王正家1,2, 胡飞飞1,2,*(), 张成娟1,2, 雷卓1,2, 何涛1,2   

  1. 1. 现代制造质量工程湖北省重点实验室, 湖北 武汉 430068
    2. 湖北工业大学机械工程学院, 湖北 武汉 430068
  • 收稿日期:2023-03-15 出版日期:2024-02-15 发布日期:2023-07-04
  • 通讯作者: 胡飞飞
  • 基金资助:
    国家自然科学基金(51275158)

Adaptive Window Stereo Matching Algorithm with Lightweight Transformer

Zhengjia WANG1,2, Feifei HU1,2,*(), Chengjuan ZHANG1,2, Zhuo LEI1,2, Tao HE1,2   

  1. 1. Hubei Key Laboratory of Modern Manufacturing Quality Engineering, Wuhan 430068, Hubei, China
    2. School of Mechanical Engineering, Hubei University of Technology, Wuhan 430068, Hubei, China
  • Received:2023-03-15 Online:2024-02-15 Published:2023-07-04
  • Contact: Feifei HU

摘要:

现有端到端的立体匹配算法为了减轻显存消耗和计算量而预设固定视差范围,在匹配精度和运行效率上难以平衡。提出一种基于轻量化Transformer的自适应窗口立体匹配算法。利用具有线性复杂度的坐标注意力层对低分辨率特征图进行位置编码,减轻计算量并增强相似特征的辨别力;设计轻量化Transformer特征描述模块,转换上下文相关的特征,并引入可分离多头自注意力层对Transformer进行轻量化改进,降低Transformer的延迟性;用可微匹配层对特征进行匹配,设计自适应窗口匹配细化模块进行亚像素级的匹配细化,在提高匹配精度的同时减少显存消耗;经视差回归后生成无视差范围的视差图。在KITTI2015、KITTI2012和SceneFlow数据集上的对比实验表明,该算法比基于标准Transformer的STTR在匹配效率上快了近4.7倍,具有更快的运行速度和更友好的存储性能;比基于3D卷积的PSMNet误匹配率降低了18%,运行时间快了5倍,实现了更好的速度和精度的平衡。
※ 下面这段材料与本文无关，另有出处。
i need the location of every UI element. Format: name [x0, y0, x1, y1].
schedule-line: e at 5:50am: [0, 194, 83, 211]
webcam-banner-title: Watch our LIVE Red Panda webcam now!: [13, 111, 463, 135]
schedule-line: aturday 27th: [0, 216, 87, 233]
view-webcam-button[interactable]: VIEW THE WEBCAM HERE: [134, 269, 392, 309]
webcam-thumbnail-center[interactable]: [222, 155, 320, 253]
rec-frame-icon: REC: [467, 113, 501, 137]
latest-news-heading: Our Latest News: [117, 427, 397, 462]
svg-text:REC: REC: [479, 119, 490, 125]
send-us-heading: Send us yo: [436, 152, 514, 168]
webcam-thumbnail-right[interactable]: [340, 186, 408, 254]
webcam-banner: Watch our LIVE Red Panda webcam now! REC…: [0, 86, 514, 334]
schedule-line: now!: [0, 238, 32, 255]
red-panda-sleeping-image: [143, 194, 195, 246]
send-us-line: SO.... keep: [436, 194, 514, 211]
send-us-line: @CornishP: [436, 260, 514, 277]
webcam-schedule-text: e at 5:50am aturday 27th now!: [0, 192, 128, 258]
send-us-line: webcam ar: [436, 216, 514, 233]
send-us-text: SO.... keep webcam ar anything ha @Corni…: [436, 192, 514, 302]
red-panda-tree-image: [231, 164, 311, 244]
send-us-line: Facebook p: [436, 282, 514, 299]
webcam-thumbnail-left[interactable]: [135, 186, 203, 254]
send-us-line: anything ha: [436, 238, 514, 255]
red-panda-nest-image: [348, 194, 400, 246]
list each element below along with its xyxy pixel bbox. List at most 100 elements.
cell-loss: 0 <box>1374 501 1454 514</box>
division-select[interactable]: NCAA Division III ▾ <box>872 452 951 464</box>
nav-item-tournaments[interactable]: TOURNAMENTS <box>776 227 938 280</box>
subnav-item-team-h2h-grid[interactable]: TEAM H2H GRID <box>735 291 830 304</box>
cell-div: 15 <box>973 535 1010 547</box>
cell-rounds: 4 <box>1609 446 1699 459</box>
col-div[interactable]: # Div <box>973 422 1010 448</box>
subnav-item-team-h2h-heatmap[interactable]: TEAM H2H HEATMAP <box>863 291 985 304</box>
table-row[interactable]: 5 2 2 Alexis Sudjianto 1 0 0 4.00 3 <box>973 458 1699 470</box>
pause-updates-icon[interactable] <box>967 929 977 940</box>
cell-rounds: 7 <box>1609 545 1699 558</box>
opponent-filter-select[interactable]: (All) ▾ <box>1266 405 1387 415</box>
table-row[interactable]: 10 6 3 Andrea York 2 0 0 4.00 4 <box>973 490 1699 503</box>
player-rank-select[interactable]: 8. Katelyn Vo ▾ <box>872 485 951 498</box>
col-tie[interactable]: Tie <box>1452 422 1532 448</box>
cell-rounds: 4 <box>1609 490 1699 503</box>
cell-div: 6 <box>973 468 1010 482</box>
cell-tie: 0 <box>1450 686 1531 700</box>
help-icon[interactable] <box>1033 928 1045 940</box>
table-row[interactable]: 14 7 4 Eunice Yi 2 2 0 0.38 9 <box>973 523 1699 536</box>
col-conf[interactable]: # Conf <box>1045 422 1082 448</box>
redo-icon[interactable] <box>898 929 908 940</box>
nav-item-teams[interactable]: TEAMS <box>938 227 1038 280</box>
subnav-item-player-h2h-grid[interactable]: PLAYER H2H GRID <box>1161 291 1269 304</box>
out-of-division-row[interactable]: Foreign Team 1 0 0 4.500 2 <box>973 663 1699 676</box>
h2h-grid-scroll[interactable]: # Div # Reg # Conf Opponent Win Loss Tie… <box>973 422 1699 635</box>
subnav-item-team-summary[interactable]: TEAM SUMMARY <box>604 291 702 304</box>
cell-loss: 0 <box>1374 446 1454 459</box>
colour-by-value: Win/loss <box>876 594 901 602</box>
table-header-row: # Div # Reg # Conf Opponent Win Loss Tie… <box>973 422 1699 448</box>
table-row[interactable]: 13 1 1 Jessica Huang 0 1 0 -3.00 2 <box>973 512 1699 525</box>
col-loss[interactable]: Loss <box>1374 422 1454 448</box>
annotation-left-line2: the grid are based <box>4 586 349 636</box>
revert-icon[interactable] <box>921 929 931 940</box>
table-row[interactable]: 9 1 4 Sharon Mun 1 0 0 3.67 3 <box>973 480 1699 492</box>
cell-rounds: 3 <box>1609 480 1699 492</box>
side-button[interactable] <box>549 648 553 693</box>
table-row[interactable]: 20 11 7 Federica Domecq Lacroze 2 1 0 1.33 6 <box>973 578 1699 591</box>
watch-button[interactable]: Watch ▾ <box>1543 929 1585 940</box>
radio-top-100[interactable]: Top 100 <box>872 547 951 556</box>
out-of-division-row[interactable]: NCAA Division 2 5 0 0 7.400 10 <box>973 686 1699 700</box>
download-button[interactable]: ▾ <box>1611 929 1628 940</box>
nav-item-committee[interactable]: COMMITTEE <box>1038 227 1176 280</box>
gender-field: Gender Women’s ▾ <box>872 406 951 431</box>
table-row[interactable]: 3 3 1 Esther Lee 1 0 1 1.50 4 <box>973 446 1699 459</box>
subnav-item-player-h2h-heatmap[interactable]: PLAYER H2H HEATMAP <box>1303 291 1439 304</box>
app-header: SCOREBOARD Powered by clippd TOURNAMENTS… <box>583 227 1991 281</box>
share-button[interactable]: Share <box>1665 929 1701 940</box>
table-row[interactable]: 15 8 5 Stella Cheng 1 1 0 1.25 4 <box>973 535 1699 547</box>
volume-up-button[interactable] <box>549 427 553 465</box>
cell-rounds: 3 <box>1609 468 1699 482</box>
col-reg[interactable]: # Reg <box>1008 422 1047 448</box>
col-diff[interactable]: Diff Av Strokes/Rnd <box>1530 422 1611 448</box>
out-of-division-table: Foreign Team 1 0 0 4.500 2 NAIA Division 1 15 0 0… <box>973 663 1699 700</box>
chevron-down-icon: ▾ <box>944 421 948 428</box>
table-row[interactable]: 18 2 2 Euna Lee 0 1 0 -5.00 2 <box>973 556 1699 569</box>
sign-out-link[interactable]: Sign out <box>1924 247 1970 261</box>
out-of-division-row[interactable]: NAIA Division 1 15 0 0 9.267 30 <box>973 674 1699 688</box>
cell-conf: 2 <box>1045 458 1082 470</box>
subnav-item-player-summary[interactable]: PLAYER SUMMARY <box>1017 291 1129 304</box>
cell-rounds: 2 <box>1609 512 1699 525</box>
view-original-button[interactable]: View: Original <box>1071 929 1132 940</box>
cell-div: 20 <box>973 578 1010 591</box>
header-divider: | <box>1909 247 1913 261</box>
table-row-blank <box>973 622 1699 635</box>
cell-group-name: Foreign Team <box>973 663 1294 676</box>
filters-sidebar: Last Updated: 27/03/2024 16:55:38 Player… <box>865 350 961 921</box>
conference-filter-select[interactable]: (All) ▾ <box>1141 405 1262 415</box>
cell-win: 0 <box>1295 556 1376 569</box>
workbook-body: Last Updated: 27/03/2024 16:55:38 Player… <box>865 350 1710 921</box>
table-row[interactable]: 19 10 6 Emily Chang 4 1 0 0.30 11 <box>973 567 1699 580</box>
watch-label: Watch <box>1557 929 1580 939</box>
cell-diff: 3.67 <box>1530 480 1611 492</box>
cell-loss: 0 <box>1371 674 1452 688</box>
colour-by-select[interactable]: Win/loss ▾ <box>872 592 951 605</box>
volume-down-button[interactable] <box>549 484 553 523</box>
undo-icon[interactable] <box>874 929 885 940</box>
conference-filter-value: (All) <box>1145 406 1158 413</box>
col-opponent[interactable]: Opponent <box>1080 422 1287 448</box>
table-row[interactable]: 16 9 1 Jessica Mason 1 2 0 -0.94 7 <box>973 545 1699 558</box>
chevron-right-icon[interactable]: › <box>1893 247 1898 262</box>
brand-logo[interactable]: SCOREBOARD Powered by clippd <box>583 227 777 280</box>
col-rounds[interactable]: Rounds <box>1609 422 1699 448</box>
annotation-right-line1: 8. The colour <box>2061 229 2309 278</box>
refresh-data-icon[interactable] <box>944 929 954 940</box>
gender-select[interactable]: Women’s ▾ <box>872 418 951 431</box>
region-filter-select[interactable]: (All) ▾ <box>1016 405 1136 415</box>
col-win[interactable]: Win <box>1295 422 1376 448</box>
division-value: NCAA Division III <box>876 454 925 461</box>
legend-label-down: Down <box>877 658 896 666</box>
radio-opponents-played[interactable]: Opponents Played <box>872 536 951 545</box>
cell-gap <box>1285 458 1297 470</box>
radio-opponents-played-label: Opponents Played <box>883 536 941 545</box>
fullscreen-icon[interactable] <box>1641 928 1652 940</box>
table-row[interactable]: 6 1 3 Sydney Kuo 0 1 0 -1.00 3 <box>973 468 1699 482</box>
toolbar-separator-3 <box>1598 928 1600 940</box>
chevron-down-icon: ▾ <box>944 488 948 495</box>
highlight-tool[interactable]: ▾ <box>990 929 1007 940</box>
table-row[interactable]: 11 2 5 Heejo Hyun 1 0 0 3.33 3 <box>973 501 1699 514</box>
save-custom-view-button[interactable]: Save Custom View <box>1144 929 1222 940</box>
关键词: 立体匹配, Transformer, 自适应窗口, 可分离自注意力机制, 坐标注意力

Abstract:

The existing end-to-end stereo matching algorithms preset a fixed disparity range to reduce memory consumption and computation, making it difficult to balance matching accuracy and running efficiency.To solve this problem, this paper proposes an adaptive window stereo matching algorithm based on a lightweight Transformer. The coordinate attention layer with linear complexity is used to encode the position of the low-resolution feature map, which reduces the amount of calculation and enhances the discrimination of similar features. The lightweight Transformer feature description module is designed to convert context-related features, and a separable Multi-Head Self-Attention(MHSN) layer is introduced to reduce Transformer delay. The differentiable matching layer is used to match the features, and an adaptive window matching and refinement module is designed to perform sub-pixel matching and refinement, which improves matching accuracy and reduces video memory consumption, whereby after disparity regression, a disparity map can be generated regardless of the disparity range.The comparative experiments on KITTI2015, KITTI2012, and SceneFlow datasets showed that the proposed stereo matching algorithm is approximately 4.7 times faster than the standard Transformer-based STTR in matching efficiency and has friendlier storage performance. Compared with the PSMNet based on 3D convolution method, the mismatching rate was reduced by 18% and the running time was five times faster, achieving a better balance between speed and accuracy.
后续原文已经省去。